Many-body exceptional points in colliding condensates

TL;DR

This paper investigates exceptional points in the Bogoliubov spectrum of colliding Bose-Einstein condensates, linking them to dynamical instabilities, superfluidity criteria, and proposing experimental detection methods.

Contribution

It identifies the role of exceptional points in the counterflow instability of Bose-Einstein condensates and connects this to broader concepts like superfluidity and classical scattering.

Findings

The instability arises from an exceptional point in the Bogoliubov spectrum.

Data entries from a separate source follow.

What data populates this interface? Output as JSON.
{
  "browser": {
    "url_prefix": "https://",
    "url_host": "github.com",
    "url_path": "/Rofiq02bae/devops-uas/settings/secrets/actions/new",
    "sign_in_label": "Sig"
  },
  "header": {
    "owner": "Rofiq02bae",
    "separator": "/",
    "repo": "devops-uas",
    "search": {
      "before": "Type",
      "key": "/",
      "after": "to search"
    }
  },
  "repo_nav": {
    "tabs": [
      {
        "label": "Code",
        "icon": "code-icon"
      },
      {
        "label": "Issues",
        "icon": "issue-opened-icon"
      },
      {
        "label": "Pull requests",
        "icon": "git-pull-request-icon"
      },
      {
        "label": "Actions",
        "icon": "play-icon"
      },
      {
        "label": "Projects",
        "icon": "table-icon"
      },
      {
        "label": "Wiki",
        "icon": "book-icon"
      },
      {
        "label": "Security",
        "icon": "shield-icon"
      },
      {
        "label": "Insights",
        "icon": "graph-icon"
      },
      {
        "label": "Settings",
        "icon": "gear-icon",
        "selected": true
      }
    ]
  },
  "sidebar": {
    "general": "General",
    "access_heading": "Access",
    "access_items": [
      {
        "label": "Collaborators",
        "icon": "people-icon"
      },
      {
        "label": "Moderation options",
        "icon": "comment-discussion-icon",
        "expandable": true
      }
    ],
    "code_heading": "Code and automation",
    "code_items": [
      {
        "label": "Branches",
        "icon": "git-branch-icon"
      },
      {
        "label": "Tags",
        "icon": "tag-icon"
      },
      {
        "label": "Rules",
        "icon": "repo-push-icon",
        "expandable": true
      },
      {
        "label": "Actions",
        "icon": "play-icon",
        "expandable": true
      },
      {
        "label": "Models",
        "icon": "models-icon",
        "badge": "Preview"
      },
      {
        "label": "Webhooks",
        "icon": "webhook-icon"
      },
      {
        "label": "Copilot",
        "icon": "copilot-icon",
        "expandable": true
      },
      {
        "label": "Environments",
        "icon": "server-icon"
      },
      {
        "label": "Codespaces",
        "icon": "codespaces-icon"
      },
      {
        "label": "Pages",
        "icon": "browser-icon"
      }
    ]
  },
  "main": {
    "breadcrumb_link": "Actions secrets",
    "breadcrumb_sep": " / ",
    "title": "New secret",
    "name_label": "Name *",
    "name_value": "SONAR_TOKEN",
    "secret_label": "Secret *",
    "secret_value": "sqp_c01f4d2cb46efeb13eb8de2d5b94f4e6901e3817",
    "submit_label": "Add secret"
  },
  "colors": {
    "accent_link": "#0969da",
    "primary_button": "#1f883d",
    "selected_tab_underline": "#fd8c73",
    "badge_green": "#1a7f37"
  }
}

Proposed an experimental setup to observe the exceptional point.

Numerical calculations support the feasibility of detection.

Abstract

Exceptional points describe the coalescence of the eigenmodes of a non-Hermitian matrix. When an exceptional point occurs in the unitary evolution of a many-body system, it generically leads to a dynamical instability with a finite wavevector [N. Bernier \etal, Phys. Rev. Lett. 113, 065303 (2014)]. Here, we study exceptional points in the context of the counterflow instability of colliding Bose-Einstein condensates. We show that the instability of this system is due to an exceptional point in the Bogoliubov spectrum. We further clarify the connection of this effect to the Landau criterion of superfluidity and to the scattering of classical particles. We propose an experimental set-up to directly probe this exceptional point, and demonstrate its feasibility with the aid of numerical calculations. Our work fosters the observation of exceptional points in nonequilibrium many-body quantum systems.